HPE Launches New Hybrid Cloud Computing Solutions for SMBs

HPE launches the ProLiant Easy Connect Managed Hybrid Solution that will help the small and medium sized businesses by providing on-premise servers with the cloud flexibility.

HPEGreatResponder.com  HPE announces the launch of ProLiant Easy Connect Managed Hybrid Solution, with this offer, clients will get an on-premise server, and public cloud computing facilities through HPE. The plan is to first from the company’s Easy Connect portfolio that will ultimately be an assortment of product offerings with the goal of making cloud implementation easier for smaller businesses.

“Small businesses want to focus on growing their core businesses, not spending their limited resources on deploying and managing IT,” said McLeod Glass, GM for SMB solutions at HPE. “This new solution is part of a broad HPE initiative, inspired by the unique needs of small and mid-sized businesses, to deliver innovative solutions that are easy for our channel partners to sell and easy for our customers to use.”

The ProLiant Easy Connect Managed Hybrid is advertised on the thought of ease of use for the clients; however, it is not clear how big or important the Easy Connect portfolio will be on the total.

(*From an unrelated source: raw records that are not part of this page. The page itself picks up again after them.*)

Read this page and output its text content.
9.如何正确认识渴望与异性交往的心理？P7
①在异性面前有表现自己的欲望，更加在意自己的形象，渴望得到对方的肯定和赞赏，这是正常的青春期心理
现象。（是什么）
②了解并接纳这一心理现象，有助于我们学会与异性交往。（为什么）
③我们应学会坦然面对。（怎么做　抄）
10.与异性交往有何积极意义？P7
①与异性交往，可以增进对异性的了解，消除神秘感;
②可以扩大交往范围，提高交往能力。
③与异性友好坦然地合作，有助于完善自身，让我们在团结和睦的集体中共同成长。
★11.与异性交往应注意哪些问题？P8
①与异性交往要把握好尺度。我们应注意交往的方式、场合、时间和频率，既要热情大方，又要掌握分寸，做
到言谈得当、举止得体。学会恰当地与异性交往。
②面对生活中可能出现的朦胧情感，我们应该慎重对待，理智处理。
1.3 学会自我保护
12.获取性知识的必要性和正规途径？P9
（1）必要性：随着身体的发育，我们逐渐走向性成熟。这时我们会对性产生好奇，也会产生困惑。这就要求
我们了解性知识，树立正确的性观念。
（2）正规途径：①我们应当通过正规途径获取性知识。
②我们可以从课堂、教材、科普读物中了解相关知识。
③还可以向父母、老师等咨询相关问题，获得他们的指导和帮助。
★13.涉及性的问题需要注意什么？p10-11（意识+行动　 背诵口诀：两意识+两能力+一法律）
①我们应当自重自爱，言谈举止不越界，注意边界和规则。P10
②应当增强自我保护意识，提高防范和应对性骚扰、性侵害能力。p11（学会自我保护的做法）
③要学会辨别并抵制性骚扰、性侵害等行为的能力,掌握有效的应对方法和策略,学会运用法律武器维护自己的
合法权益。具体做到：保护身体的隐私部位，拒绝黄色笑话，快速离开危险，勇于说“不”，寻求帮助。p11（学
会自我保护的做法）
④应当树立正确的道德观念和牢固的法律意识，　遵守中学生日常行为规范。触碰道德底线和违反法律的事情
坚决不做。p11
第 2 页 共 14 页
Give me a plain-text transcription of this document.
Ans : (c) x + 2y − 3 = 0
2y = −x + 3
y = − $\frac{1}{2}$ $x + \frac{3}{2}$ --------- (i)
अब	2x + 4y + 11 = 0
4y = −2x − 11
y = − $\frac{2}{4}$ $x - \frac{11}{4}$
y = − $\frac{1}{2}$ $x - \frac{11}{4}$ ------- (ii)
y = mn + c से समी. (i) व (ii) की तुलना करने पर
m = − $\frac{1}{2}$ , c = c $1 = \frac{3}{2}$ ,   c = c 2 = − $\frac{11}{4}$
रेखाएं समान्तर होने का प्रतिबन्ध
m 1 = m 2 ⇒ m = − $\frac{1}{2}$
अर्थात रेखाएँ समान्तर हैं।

“Organizations of all sizes are transforming their IT to a hybrid mix of private and cloud technology,” said Nick East, co-founder and CEO of Zynstra. “Together with HPE, we’ve done the heavy lifting for SMBs and their IT partners.”

HPE also announced the HPE ProLiant ML10 Gen9 server featuring the Intel® Xeon® E3-1200 v5 processor, designed as an affordable, quiet, compact server to fit the needs of small businesses. The ML10 completes HPE’s portfolio of Gen9 10, 100 and 300 series SMB servers for the small and midsize business. HPE is presenting new ProLiant options that increase performance, protection and total price of ownership for small and midsize customers. These new options along with updates to support the new Intel Xeon E5-2600 v4 processors make HPE ProLiant servers the right choice to meet the needs of small and midsize businesses.

The HPE ProLiant Easy Connect also consist of break/fix services and provide small businesses the chance to take benefit of a subscription model as a substitute for paying for up-front software licensing expenses.

The HPE ProLiant Easy Connect Managed Hybrid solution will be accessible through HPE channel partners on April 28, 2016 in the US and UK. Subscription Pricing will differ according to the solution configurations. Associates can purchase subscriptions from their distributors.